Leinpfad am Rhein: Radweg in Widdig soll ausgebaut werden

Leinpfad am Rhein : Radweg in Widdig soll ausgebaut werden

Ortsvorsteher tun sich zusammen und beantragen Ausbau des des Leinpfades unterhalb der Hochwasserschutzmauer in Widdig auf einer Länge von 700 Metern. Dort müssen Radfahrer zurzeit Umwege oder unbefestigte Wege auf sich nehmen.

Wer mit dem Fahrrad auf dem Leinpfad am Rhein in Richtung Wesseling unterwegs ist, muss auf Höhe der Schweizstraße in Widdig heftig in die Pedale treten: Statt entlang des Stroms werden Radfahrer dort über einen kurzen steilen Anstieg auf den höhergelegenen Rheinuferweg gelenkt. Dort führt der Weg entlang der Hochwasserschutzmauer über die Nato-Rampe wieder auf den Leinpfad am Rhein zurück.

Wer den Umweg nicht in Kauf nehmen will, sondern weiter am Rheinufer entlang fährt, muss sich auf ruckelige 700 Meter auf einem Trampelpfad einstellen. Damit soll nach Auffassung der Ortsvorsteher von Widdig, Uedorf und Hersel bald Schluss sein: Gemeinsam beantragten Konrad Velten, Bernd Marx und Franz-Josef Faßbender den Ausbau des Leinpfades unterhalb der Hochwasserschutzmauer in Widdig auf einer Länge von 700 Metern.

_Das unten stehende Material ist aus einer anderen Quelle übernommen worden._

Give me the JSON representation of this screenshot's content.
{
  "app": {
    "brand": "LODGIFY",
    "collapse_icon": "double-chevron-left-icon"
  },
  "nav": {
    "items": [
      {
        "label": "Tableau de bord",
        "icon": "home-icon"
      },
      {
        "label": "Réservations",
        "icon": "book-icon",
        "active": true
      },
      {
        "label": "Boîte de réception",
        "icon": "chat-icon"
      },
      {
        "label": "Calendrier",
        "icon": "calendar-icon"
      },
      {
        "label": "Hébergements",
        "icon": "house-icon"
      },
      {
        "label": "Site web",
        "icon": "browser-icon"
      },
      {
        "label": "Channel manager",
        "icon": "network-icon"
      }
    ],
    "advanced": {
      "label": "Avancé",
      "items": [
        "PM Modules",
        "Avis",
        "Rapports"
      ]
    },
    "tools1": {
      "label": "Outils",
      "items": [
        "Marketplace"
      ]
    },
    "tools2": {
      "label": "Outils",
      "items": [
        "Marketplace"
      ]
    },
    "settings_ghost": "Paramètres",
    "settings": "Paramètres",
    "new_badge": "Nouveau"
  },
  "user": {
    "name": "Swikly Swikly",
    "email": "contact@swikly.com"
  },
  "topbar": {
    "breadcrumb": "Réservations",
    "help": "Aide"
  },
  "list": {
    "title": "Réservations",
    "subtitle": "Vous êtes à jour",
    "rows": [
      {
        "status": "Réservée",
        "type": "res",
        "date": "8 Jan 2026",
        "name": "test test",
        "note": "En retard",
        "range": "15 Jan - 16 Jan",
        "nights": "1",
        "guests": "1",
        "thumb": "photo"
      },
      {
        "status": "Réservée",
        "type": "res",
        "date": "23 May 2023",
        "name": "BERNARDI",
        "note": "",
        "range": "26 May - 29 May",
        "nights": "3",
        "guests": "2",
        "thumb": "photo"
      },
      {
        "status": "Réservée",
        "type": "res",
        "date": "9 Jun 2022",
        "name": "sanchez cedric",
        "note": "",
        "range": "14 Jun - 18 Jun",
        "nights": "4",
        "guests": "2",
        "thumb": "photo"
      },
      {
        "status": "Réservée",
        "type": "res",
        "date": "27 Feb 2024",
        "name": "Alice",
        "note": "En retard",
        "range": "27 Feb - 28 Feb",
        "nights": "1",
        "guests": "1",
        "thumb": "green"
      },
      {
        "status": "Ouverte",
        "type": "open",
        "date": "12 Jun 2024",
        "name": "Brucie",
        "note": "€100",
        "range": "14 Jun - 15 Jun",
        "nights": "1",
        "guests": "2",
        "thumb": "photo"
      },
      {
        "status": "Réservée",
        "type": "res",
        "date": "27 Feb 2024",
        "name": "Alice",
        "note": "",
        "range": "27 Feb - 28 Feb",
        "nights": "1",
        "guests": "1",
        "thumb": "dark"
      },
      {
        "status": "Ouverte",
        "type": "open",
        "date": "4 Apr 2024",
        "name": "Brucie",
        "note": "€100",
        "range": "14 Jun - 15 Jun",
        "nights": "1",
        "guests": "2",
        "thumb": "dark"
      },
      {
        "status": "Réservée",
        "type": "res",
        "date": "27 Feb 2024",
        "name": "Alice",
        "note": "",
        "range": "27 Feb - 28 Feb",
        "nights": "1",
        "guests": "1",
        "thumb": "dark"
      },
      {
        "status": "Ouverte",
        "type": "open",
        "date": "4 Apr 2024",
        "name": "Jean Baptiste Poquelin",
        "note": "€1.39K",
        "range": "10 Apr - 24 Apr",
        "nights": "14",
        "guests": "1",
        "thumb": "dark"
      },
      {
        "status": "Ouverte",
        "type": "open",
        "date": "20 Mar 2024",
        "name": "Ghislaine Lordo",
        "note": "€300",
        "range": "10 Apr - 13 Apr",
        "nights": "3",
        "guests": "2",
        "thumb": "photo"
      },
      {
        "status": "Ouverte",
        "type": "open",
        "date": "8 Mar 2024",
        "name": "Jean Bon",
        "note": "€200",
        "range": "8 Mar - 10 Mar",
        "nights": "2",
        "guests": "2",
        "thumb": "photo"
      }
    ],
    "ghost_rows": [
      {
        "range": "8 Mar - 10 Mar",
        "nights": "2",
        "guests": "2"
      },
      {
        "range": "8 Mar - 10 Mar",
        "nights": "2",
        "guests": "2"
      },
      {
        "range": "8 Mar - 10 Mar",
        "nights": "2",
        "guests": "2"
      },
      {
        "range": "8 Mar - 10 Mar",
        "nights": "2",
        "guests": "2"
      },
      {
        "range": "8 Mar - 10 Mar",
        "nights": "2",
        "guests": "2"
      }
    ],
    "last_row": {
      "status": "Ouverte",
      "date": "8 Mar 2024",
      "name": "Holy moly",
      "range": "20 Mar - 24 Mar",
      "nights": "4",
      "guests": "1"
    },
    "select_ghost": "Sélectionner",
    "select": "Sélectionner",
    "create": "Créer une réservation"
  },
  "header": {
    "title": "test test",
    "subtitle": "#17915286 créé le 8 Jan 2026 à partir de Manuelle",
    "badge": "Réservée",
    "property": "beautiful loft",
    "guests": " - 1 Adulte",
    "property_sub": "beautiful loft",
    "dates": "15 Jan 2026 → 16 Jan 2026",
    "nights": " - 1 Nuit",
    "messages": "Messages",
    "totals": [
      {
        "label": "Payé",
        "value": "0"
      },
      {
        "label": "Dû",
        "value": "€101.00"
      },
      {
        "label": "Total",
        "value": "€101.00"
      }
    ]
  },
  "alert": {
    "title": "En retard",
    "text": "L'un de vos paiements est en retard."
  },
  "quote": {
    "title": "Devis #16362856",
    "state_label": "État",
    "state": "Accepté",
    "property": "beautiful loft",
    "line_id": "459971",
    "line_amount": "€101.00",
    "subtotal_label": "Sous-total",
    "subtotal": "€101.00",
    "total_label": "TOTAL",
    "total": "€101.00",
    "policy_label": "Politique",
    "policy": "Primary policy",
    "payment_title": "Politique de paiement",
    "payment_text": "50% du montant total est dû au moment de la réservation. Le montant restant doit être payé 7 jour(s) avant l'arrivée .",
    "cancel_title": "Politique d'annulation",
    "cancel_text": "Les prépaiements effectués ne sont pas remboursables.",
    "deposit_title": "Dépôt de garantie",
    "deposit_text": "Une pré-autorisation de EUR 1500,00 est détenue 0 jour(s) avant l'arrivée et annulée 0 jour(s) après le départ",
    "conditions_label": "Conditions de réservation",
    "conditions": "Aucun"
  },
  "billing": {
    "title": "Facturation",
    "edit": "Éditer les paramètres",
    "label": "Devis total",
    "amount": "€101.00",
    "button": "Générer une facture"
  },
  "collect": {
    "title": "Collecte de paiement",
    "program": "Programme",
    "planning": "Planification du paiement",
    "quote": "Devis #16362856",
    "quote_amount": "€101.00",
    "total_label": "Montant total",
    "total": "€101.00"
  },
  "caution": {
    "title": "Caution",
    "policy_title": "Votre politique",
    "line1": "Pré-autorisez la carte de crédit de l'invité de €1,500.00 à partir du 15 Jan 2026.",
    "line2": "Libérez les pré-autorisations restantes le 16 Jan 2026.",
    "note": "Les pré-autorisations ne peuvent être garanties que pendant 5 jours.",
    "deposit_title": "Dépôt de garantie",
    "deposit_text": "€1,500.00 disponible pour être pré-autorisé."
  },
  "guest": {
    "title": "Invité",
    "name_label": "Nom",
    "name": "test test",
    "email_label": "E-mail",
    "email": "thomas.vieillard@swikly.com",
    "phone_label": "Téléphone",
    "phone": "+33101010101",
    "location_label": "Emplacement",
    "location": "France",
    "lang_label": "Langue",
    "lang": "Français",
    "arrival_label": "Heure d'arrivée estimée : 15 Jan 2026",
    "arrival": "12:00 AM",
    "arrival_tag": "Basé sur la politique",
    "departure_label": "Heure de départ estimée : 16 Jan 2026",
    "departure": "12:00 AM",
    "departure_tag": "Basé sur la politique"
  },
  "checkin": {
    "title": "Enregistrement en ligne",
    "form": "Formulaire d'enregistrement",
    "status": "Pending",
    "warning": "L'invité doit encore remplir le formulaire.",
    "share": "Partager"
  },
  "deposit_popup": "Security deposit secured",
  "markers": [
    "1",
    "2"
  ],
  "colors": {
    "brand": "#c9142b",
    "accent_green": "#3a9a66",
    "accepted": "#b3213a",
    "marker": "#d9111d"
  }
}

Im Umweltausschuss der Stadt Bornheim stellte Marx das Anliegen stellvertretend für die Ortsvorsteher vor. Nach deren Auffassung würde der Ausbau des Leinpfads die Verkehrssicherheit erhöhen und eine bessere Annahme der Verkehrsführung durch den Radwanderverkehr entlang des Rheins bewirken. Laut Marx kam es in Widdig wiederholt zu gefährlichen Situationen zwischen Fußgängern und Radfahrern. Besonders kritisch sei die unübersichtliche Ab- und Auffahrt an der Schweizstraße.

Die Verwaltung wies gleich auf mehrere Sachverhalte hin. So handele es sich bei dem betreffenden Bereich um den einzigen unbefestigten Abschnitt des Leinpfads zwischen Köln und Bonn, der als geschützter Landschaftsbestandteil festgesetzt sei. Darüber hinaus sei der Leinpfad im Eigentum der Bundesrepublik Deutschland, vertreten durch die Wasserschifffahrtsverwaltung (WSV), mit der die Stadt Bornheim wiederum einen Nutzungsvertrag geschlossen habe. Bei einer Veränderung würde eine Zustimmung des WSV vonnöten sein.

Zusätzlich liege der Leinpfad im Überschwemmungsgebiet des Rheins. Der in Rede stehende Abschnitt sei der Straßenverkehrsbehörde zudem nicht als Unfallhäufungsstelle bekannt. Zuletzt werden noch die Kosten ins Feld geführt: Aufgrund der schwierigen Lage müsse unabhängig von einer möglichen Förderung von Kosten in Höhe von 500.000 bis 600.000 Euro ausgegangen werden. "Es werden dicke Bretter sein, die wir da bohren müssen", kündigte Bürgermeister Wolfgang Henseler an. Bei einer Gegenstimme von Heinz Müller (UWG) empfahl der Umweltausschuss dem Ausschuss für Stadtentwicklung, eine Abstimmung mit den beteiligten Behörden durchzuführen und über das Ergebnis zu berichten.